I'm trying to process part of a text file, and write the remainder of the text file to a cloud blob using UploadFromStream
. The problem is that the StreamReader appears to be grabbing too much content from the underlying stream, and so the subsequent write does nothing.
Text file:
3
Col1,String
Col2,Integer
Col3,Boolean
abc,123,True
def,3456,False
ghijkl,532,True
mnop,1211,False
Code:
using (var stream = File.OpenRead("c:\\test\\testinput.txt"))
using (var reader = new StreamReader(stream))
{
var numColumns = int.Parse(reader.ReadLine());
while (numColumns-- > 0)
{
var colDescription = reader.ReadLine();
// do stuff
}
// Write remaining contents to another file, for testing
using (var destination = File.OpenWrite("c:\\test\\testoutput.txt"))
{
stream.CopyTo(destination);
destination.Flush();
}
// Actual intended usage:
// CloudBlockBlob blob = ...;
// blob.UploadFromStream(stream);
}
When debugging, I observe that stream.Position
jumps to the end of the file on the first call to reader.ReadLine()
, which I don't expect. I expected the stream to be advanced only as many positions as the reader needed to read some content.

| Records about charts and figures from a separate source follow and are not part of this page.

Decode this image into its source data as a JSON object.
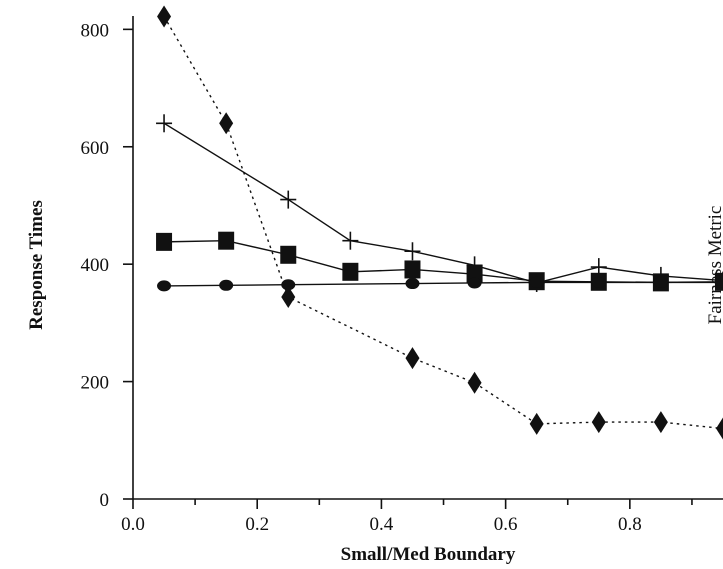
{
  "chart_data": {
    "type": "line",
    "xlabel": "Small/Med Boundary",
    "ylabel": "Response Times",
    "right_label": "Fairness Metric",
    "xlim": [
      0,
      0.95
    ],
    "ylim": [
      0,
      850
    ],
    "x_ticks": [
      0.0,
      0.2,
      0.4,
      0.6,
      0.8
    ],
    "x_tick_labels": [
      "0.0",
      "0.2",
      "0.4",
      "0.6",
      "0.8"
    ],
    "y_ticks": [
      0,
      200,
      400,
      600,
      800
    ],
    "y_tick_labels": [
      "0",
      "200",
      "400",
      "600",
      "800"
    ],
    "grid": false,
    "series": [
      {
        "marker": "plus",
        "line_style": "solid",
        "color": "#111111",
        "points": [
          [
            0.05,
            640
          ],
          [
            0.25,
            510
          ],
          [
            0.35,
            440
          ],
          [
            0.45,
            422
          ],
          [
            0.55,
            398
          ],
          [
            0.65,
            368
          ],
          [
            0.75,
            395
          ],
          [
            0.85,
            380
          ],
          [
            0.95,
            372
          ]
        ]
      },
      {
        "marker": "square",
        "line_style": "solid",
        "color": "#111111",
        "points": [
          [
            0.05,
            438
          ],
          [
            0.15,
            440
          ],
          [
            0.25,
            416
          ],
          [
            0.35,
            387
          ],
          [
            0.45,
            391
          ],
          [
            0.55,
            383
          ],
          [
            0.65,
            371
          ],
          [
            0.75,
            370
          ],
          [
            0.85,
            369
          ],
          [
            0.95,
            370
          ]
        ]
      },
      {
        "marker": "circle",
        "line_style": "solid",
        "color": "#111111",
        "points": [
          [
            0.05,
            363
          ],
          [
            0.15,
            364
          ],
          [
            0.25,
            365
          ],
          [
            0.45,
            367
          ],
          [
            0.55,
            368
          ],
          [
            0.65,
            369
          ],
          [
            0.75,
            369
          ],
          [
            0.85,
            369
          ],
          [
            0.95,
            369
          ]
        ]
      },
      {
        "marker": "diamond",
        "line_style": "dotted",
        "color": "#111111",
        "points": [
          [
            0.05,
            822
          ],
          [
            0.15,
            640
          ],
          [
            0.25,
            344
          ],
          [
            0.45,
            240
          ],
          [
            0.55,
            198
          ],
          [
            0.65,
            128
          ],
          [
            0.75,
            131
          ],
          [
            0.85,
            131
          ],
          [
            0.95,
            120
          ]
        ]
      }
    ]
  }
}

I imagine that the stream reader is doing some buffering for performance reasons, but there doesn't seem to be a way to ask the reader where in the underlying stream it "really" is. (If there was, I could manually Seek
the stream to that position before CopyingTo
).
I know that I could keep taking lines using the same reader and sequentially append them to the text file I'm writing, but I'm wondering if there's a cleaner way?
EDIT:
I found a StreamReader constructor which leaves the underlying stream open when it is disposed, so I tried this, hoping that the reader would set the stream's position as it's being disposed:
using (var stream = File.OpenRead("c:\\test\\testinput.txt"))
{
using (var reader = new StreamReader(stream, Encoding.UTF8,
detectEncodingFromByteOrderMarks: true,
bufferSize: 1 << 12,
leaveOpen: true))
{
var numColumns = int.Parse(reader.ReadLine());
while (numColumns-- > 0)
{
var colDescription = reader.ReadLine();
// do stuff
}
}
// Write remaining contents to another file
using (var destination = File.OpenWrite("c:\\test\\testoutput.txt"))
{
stream.CopyTo(destination);
destination.Flush();
}
}
But it doesn't. Why would this constructor be exposed if it doesn't leave the stream in an intuitive state/position?